Bu duruma üzülmüştüm. Ben Hakan Beyin sevgisine saygı duyuyordum. Güzel seviyordu. "Peki Hakan Bey şu an kaç yaşındasınız?" Bu sorumla durdu. "Handeyle üç buçuk yıldır beraberdik. Beş yıl desek. Ben şu an yirmi dört yaşındayım."

Yaşını bile eşiyle hatırlıyordu. "Bu beş yıl içinde hiç doğum gününüzü kutladınız mı?" Dediğimde kaşlarını kaldırdı. "Handeyle evliyken mi?" Başımı salladım.

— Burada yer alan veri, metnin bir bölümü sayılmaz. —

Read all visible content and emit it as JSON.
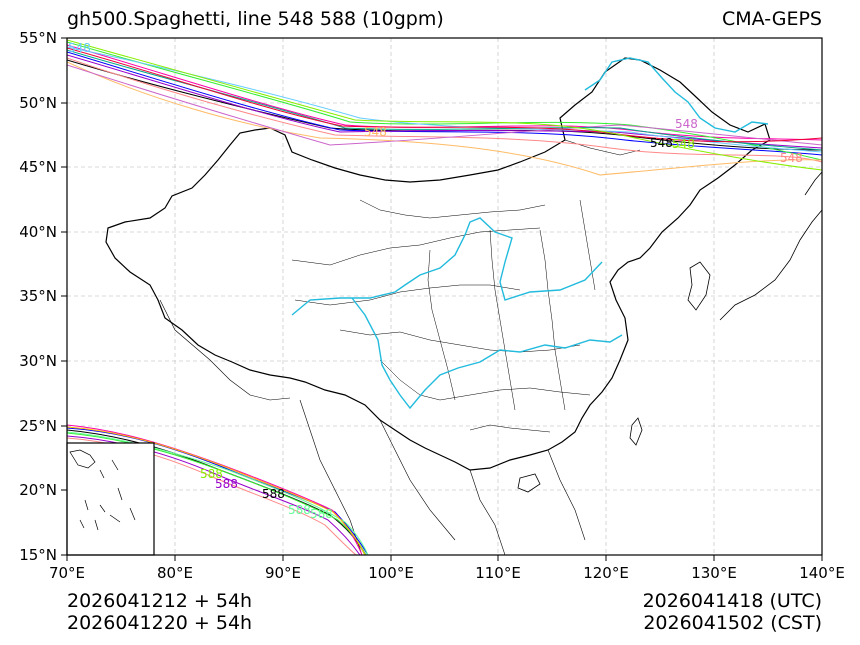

"Hande benim doğum günlerimi hatırlamazdı. Hatta çoğu şeyi unuturdu. O yüzden ben de onu üzmemek için doğum günlerini sevmediğimi söyledim. Çünkü biliyordum doğum günümü hatırlamadığı için üzülürdü." Gülümsedim. Adam gibi adam.

"O yüzden ben hep onunkini kutlardım. Onunkini kutlarken ben de mumları üflerdim. Beraber üflediğimiz ve beraber dilek tuttuğumuz için o günü doğum günüm saymaya başladım. Yani kutlamadım demek pek mümkün değil."

O sırada aklıma Hande Hanımın her şeyi unutması geldi. "Hakan Bey az önce Hande Hanımın neredeyse her şeyi unuttuğunu söylediniz. Mesela nasıl şeyleri unuturdu? Yıl dönümleri gibi mi?"

"Hayır öyle değil. Bazen dışarı çıktığında anahtarı evde unutuyordu. Bunun için çoğu kez çilingir çağırmıştık." Dediğinde içime bir kuşku düştü. "Bu durum ne kadar sürdü? Yani kaç kere unuttu?"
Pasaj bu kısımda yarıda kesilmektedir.